You aren’t in your realm, meaning you have to learn to adapt. Just like anybody does on the train. We all have to learn to adapt. . Adapt behaviors. Adapt the way you think about people. Adapt your day to day not just for yourself, but for the people around you. Adaptation comes with trying to understand that just because something works in your culture doesn’t mean it works in someone else’s. I wouldn’t go to a land where everyone is vegan and expect a steak dinner because it’s how I was raised. I’d eat what they had because I’m in their world. And I’d want to respect that. If we were in your world and you called me lady and I understood it as a cultural norm, I wouldn’t be bothered.


A good guideline for meeting people on the train is to go up, introduce yourself and ask their name. There you go, you have their preferred method of being called. Be sure to introduce yourself, too, as it’s only polite. But take into consideration that just because someone gives you their Mae doesn’t mean a friendship will come of it. Or any manner of relationship. A person can decide after talking to someone that they don’t want to continue getting to know someone, and that’s well within their rights.

And since we started this conversation without that first step, its safe to say it doesn’t always start off with introductions.


Edited 2020-04-30 03:59 (UTC)
sell_tickets: (Mischief?)

[personal profile] sell_tickets 2020-04-30 04:03 am (UTC)(link)
"Call it a train then, if you prefer.
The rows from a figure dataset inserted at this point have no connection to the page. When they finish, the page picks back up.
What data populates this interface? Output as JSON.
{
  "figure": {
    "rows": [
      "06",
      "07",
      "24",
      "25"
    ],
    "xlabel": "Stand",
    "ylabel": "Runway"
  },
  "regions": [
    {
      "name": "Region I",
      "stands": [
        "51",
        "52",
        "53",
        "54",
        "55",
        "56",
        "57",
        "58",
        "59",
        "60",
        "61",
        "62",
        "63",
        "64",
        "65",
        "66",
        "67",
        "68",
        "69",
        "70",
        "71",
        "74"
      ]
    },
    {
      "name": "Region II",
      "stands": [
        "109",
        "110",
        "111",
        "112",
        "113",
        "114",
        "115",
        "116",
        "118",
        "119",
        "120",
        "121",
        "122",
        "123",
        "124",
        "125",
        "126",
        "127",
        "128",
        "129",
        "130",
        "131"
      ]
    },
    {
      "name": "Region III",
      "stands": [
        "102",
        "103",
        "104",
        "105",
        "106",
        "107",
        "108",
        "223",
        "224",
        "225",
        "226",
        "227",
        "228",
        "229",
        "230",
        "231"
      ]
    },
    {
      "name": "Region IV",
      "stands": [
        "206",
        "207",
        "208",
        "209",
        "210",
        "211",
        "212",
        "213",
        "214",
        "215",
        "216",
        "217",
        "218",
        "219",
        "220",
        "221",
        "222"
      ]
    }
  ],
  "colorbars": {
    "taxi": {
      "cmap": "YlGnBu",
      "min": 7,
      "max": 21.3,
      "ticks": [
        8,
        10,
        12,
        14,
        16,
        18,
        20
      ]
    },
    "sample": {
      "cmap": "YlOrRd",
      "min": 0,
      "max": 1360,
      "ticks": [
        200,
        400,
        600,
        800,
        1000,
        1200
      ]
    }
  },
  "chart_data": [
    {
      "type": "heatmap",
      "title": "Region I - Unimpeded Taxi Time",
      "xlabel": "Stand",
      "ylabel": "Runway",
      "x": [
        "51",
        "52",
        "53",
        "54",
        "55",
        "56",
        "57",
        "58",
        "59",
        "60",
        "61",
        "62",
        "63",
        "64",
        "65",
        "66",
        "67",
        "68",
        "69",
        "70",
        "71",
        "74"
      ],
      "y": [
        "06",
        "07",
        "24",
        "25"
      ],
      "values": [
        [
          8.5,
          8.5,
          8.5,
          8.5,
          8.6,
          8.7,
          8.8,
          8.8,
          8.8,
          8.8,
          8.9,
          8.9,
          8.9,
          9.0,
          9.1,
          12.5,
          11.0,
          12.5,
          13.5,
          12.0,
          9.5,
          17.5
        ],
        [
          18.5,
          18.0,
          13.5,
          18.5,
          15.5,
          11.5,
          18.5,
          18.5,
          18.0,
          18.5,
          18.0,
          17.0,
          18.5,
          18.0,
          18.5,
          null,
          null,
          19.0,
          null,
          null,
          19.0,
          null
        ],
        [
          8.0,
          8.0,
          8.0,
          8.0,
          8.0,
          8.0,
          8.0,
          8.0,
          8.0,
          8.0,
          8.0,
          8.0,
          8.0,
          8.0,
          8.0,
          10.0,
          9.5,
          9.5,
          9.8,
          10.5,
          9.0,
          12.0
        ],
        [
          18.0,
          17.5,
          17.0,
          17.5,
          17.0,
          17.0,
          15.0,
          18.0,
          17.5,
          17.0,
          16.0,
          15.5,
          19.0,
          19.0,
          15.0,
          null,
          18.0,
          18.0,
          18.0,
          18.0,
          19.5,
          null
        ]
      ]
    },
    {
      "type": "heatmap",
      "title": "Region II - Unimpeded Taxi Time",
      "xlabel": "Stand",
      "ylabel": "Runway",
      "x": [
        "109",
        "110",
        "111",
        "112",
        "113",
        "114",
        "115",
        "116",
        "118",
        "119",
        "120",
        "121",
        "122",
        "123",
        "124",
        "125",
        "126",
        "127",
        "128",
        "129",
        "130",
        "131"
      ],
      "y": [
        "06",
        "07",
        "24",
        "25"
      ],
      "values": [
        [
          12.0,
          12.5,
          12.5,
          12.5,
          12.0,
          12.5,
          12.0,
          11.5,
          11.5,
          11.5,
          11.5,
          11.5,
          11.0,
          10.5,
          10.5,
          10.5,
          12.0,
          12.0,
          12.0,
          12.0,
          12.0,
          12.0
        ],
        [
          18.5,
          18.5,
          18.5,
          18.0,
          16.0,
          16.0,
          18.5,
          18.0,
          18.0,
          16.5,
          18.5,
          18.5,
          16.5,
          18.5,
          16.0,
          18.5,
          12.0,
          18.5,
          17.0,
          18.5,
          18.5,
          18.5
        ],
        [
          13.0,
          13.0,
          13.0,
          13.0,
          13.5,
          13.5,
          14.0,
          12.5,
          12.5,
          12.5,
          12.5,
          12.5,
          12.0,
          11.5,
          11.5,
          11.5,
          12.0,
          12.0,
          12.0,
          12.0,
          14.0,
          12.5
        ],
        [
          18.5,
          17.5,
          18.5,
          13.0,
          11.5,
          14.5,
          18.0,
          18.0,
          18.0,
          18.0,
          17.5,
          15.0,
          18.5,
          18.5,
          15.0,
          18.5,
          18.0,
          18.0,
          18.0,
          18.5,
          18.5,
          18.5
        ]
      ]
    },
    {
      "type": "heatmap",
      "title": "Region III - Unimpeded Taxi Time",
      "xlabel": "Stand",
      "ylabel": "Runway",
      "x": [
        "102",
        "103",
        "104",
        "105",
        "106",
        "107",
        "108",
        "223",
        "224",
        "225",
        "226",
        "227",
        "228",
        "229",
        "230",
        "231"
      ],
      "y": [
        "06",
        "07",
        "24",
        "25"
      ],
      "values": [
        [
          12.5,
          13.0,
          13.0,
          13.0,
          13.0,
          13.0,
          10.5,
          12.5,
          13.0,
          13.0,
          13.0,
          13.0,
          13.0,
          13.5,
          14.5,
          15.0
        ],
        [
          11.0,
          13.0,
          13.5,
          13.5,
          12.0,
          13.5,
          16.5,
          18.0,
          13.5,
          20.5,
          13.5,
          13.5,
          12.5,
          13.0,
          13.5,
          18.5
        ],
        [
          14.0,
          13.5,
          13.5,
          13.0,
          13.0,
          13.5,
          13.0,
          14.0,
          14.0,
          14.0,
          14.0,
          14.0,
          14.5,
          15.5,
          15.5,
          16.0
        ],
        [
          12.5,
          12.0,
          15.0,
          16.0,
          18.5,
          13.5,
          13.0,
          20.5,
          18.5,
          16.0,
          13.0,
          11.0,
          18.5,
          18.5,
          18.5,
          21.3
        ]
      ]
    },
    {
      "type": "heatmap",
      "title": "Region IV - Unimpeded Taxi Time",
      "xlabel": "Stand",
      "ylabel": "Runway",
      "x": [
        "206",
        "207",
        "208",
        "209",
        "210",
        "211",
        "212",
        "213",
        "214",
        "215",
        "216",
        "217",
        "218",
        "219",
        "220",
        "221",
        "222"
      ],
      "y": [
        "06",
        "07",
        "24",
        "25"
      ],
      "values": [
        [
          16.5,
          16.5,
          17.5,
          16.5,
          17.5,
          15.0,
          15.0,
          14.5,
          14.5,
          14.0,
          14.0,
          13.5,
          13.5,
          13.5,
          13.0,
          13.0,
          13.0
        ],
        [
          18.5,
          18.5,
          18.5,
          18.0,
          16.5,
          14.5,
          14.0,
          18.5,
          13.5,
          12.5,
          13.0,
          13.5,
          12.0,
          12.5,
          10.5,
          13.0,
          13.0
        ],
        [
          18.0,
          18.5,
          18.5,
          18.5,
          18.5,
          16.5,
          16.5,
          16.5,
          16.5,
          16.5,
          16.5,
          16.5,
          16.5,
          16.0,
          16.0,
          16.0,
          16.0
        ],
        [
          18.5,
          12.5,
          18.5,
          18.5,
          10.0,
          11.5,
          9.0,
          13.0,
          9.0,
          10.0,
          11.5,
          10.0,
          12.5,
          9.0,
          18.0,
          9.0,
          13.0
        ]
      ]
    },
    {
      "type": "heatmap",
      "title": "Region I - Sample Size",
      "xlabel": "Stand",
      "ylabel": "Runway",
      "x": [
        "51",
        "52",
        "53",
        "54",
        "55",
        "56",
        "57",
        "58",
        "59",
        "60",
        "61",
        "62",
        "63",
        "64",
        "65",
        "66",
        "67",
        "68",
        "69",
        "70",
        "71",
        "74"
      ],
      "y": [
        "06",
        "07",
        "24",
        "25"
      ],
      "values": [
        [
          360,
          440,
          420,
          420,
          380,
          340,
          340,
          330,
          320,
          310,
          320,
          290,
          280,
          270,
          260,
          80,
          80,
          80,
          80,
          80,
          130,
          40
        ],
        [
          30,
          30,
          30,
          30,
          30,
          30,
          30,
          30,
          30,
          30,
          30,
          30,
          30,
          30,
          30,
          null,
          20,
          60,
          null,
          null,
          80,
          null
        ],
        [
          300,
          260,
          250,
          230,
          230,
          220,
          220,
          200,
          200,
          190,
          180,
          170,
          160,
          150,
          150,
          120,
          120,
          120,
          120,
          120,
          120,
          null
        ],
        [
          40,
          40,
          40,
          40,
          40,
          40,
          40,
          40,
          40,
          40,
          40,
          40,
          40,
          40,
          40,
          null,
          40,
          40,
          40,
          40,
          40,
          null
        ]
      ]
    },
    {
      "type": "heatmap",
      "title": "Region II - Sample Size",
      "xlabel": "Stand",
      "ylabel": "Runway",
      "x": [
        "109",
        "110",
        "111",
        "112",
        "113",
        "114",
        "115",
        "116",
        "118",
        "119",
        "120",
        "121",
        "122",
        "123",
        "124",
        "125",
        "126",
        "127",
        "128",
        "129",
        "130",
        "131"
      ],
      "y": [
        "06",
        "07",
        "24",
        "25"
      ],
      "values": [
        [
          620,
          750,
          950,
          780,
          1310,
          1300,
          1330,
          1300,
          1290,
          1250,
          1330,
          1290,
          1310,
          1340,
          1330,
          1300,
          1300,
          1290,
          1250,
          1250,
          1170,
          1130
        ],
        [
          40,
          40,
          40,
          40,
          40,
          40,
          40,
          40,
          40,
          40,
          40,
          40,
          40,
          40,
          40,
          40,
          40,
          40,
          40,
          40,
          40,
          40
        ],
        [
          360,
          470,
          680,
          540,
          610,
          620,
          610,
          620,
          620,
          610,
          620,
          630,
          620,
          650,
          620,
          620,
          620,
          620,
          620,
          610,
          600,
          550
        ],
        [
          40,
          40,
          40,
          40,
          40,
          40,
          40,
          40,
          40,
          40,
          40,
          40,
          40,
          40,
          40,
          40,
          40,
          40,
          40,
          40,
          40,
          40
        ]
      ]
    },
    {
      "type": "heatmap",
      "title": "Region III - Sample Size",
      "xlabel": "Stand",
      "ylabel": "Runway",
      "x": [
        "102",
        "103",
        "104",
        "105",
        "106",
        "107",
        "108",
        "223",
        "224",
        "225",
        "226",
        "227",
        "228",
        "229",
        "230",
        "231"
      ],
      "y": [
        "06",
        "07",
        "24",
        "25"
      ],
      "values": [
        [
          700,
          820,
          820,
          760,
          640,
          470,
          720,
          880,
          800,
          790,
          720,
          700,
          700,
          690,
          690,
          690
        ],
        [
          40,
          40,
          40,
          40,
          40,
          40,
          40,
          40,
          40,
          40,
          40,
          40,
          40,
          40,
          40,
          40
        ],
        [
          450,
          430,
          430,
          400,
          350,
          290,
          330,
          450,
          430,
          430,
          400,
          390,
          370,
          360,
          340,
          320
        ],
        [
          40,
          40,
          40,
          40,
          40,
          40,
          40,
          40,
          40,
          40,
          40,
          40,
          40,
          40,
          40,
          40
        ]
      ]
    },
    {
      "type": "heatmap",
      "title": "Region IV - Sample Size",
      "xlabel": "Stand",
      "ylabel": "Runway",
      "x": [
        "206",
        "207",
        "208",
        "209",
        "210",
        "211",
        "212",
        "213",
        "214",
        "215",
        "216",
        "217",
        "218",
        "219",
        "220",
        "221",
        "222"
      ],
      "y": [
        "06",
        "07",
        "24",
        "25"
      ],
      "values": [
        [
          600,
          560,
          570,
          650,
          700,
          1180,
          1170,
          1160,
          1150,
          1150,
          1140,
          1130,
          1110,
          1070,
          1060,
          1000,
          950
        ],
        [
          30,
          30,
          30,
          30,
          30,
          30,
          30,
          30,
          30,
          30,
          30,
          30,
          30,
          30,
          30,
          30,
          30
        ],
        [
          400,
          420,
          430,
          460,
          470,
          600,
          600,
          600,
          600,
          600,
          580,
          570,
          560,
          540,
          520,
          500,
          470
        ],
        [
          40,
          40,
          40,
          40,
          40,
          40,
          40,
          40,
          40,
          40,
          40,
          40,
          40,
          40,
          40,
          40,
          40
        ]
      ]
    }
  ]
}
Most people here seem to. And yes, part of a discussion can be being funny or amusing. This is a horrible situation we are all in, and even if it wasn't, finding the humor in life is important. Especially for someone like me. My temper has already scared one person I care about here, and to my way of thinking humor helps keep temper in check. If you can see something as funny you're less likely to go cold over it. This is how I am at home, but it is doubly important here. There is no one here who can stop me if I do go cold. Humor is the best form of self control I have at my disposal, and I am not giving that up. Further, it is who I am. And it isn't hurting anyone. So that is not going to change. I will always look for what is amusing in a situation when I can. Maybe I'll be serious when I'm dead, but while I'm alive, I choose to enjoy that life. But my toying as you put it, was not just for humor sake. I was also making a point. That the point amused me is a secondary benefit."

[Cheeky behavior is who he is. That isn't going to change any time soon.]

"What is vegan?" [He actually had no clue.]
blueberryprincess: found on tumblr (Default)

[personal profile] blueberryprincess 2020-04-30 04:09 am (UTC)(link)
A vegan is someone who avoids consuming animal based products. In food. In clothes. In personal care items.
sell_tickets: (Friends With The Black)

[personal profile] sell_tickets 2020-04-30 04:21 am (UTC)(link)
"Alright then, using that as example, what if you were a wolf visiting vegans. Do you starve to honor their beliefs?" [He's sure she is going to say yes, or give a long answer that boiled down to yes. He's waiting to see, however.]

[Also, this isn't as far fetched a question as it might seem. He knows what Kaelas and Dejaal would answer, but he wasn't sure what Smoke would. He would have have to ask the Wolf once he's back in his body.... ]
blueberryprincess: found on tumblr (Default)

[personal profile] blueberryprincess 2020-04-30 03:13 pm (UTC)(link)
That is a stupid example. It’s comparing apples to oranges. And this conversation is tiring because you’re not even bothering to try to see things from another’s point of view which was part of the point Peter was trying to make.

Which I will repeat for your benefit since you’ve clearly no interest in staying on topic.

Never. Ever tell someone their experiences don’t matter. Ever. Regardless of relationship or gender. Because they do. Have a good night, whoever you are and no. I don’t particularly care to know.
sell_tickets: (Sell Tickets?)

[personal profile] sell_tickets 2020-05-01 08:18 am (UTC)(link)
"Actually it is a practical example and one that would be of use should Prince Smoke or any of the other Kindred arrive. But if you wish to end this conversation, I shall abide by your wish."